The Tampa Airport received 3.31 inches of rain which broke an earlier record in 1934 of 2.69. Thankfully, no loss of life has been reported as a result of this storm system and Tropical Storm Andrea is now on its way up the eastern coast of the US headed towards New England.

So, this morning, all of us here in Tampa Bay woke up to bright sunshine and temperatures in the 80's. A typical day for this part of Florida. This might inspire one to pack a picnic and head for the beach. But is that a good idea?

According to Chad Nelson, an environmental director at the Surfrider Foundation, "The Surfrider Foundation has always advised the public never to swim or surf after a rain. The coastal waters are polluted with urban runoff and sewage from leaking water logged sewer pipes.

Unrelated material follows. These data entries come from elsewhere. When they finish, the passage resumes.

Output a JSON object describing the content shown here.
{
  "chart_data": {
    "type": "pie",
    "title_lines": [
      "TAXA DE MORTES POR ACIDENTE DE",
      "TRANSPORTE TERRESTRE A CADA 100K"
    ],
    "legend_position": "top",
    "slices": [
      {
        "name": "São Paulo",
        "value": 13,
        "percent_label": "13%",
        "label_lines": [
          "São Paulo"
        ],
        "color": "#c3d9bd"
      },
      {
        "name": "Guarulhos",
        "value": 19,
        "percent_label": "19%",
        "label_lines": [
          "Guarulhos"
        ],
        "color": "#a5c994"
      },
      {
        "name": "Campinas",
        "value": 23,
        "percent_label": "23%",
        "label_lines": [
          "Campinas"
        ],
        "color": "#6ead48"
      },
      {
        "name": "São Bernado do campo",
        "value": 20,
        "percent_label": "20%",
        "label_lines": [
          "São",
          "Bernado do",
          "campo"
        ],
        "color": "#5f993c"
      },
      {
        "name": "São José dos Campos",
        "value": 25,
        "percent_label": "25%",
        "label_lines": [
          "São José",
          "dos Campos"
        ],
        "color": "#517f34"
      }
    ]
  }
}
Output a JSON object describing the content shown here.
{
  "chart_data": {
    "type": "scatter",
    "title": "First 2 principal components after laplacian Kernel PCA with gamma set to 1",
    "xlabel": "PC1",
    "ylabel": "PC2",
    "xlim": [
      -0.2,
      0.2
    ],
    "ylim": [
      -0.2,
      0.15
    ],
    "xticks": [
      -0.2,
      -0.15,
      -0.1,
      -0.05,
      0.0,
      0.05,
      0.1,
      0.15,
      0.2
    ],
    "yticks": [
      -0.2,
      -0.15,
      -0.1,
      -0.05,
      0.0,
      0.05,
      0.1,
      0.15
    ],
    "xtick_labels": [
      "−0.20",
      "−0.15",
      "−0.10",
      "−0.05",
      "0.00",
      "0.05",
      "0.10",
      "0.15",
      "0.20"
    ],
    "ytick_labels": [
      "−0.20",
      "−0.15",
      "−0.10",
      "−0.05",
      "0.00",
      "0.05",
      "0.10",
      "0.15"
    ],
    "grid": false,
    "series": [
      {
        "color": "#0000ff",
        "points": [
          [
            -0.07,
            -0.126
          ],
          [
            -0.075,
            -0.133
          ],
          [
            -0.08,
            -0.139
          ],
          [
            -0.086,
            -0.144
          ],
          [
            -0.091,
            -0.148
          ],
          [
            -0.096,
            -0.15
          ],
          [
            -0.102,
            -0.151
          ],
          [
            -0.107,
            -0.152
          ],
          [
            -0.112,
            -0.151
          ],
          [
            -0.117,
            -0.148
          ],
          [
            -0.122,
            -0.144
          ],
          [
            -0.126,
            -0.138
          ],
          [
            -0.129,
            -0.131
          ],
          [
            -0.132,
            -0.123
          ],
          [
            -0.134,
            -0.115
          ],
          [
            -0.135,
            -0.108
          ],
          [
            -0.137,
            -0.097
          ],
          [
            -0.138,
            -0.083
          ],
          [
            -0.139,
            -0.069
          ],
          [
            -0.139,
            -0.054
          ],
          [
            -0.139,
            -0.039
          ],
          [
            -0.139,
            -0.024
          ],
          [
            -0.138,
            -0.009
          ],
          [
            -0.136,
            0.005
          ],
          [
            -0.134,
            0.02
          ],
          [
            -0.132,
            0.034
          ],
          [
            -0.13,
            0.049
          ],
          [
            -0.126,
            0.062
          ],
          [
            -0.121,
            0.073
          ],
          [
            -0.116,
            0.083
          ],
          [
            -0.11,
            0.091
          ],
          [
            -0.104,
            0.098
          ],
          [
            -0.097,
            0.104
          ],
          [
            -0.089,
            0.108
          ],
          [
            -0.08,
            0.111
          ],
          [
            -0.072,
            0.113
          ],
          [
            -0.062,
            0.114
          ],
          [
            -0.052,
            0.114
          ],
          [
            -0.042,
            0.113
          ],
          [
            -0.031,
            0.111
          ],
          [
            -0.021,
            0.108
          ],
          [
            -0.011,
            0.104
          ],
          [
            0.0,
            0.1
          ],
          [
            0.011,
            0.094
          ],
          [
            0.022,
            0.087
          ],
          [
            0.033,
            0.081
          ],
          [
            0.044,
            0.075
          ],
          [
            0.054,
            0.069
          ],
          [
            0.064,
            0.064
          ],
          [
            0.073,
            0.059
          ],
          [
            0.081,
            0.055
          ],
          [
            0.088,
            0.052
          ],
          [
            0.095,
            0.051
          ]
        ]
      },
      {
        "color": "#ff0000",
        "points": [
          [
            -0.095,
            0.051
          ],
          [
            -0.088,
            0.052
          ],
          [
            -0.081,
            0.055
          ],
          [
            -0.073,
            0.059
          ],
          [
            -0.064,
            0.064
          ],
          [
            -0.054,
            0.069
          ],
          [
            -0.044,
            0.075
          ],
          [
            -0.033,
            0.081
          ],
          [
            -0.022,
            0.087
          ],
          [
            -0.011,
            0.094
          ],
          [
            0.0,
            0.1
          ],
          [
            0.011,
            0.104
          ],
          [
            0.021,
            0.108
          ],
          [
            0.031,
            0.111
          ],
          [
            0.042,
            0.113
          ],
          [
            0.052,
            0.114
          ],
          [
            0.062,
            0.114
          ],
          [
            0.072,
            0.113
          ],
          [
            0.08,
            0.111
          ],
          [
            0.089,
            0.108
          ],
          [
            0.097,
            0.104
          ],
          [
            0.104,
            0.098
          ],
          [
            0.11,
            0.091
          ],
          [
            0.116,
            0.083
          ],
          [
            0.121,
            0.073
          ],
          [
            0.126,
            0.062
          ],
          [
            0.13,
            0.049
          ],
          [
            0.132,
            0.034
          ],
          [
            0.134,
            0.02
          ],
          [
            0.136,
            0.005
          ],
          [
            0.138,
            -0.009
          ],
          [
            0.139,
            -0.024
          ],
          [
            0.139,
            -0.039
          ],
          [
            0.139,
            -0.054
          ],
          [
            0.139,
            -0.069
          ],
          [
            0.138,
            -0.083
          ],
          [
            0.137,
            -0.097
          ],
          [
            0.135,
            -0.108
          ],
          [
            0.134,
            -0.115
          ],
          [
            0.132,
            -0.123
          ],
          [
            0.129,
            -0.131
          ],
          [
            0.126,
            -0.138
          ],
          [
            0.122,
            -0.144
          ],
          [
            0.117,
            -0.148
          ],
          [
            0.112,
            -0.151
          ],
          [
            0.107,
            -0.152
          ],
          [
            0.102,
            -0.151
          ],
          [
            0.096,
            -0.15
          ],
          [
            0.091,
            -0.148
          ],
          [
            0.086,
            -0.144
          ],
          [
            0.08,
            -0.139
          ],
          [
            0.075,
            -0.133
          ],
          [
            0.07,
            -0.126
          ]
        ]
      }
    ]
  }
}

Waters that are polluted may contain several different disease-causing organisms, commonly called pathogens. Enteric pathogens -- those that live in the human intestine - can carry or cause a number of infectious diseases. Swimmers in sewage-polluted water could contract any illness that is spread by ingestion of fecal-contaminated water.

Viruses are believed to be the major cause of swimming-associated diseases, and are responsible for gastroenteritis, hepatitis, respiratory illness, and ear, nose, and throat problems. Other microbial diseases that can be contracted by swimmers include salmonellosis, shigellosis, and infection caused by E. coli. Other microbial pathogens found at varying concentrations in recreational waters include amoeba and protozoa, which can cause giardiasis, amoebic dysentery, skin rashes and pink eye.

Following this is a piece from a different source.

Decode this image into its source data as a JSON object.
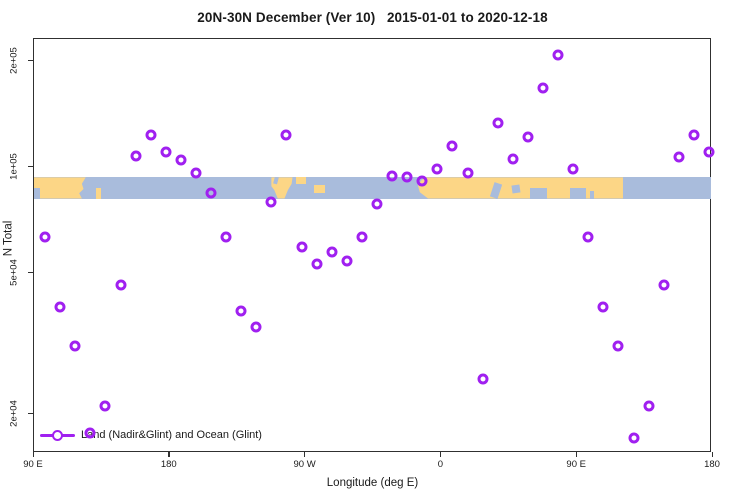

There is also what we call the "toxic cocktail" of pesticides, herbicides, heavy metals and other pollutants that are not monitored regularly and the health effects are poorly understood." (quote courtesy of

Another danger that has been noted resulting from a passing storm is that the water churns up and brings to the beach a larger amount of jellyfish which can lead to stings. In addition, riptides that still exist to a certain degree after a storm has passed raise the concerns about the likelihood of drowning incidents.

However, if you simply wish to walk the beach, this might be a good time, because the raging sea also churns up and spits onto the shore many sunken treasures. Even if you are just looking for rare shells, a stirred up ocean can present a wide array of fresh choices.

So, enjoy the sunshine today, enjoy the beach shore, but you might want to stay out of the water.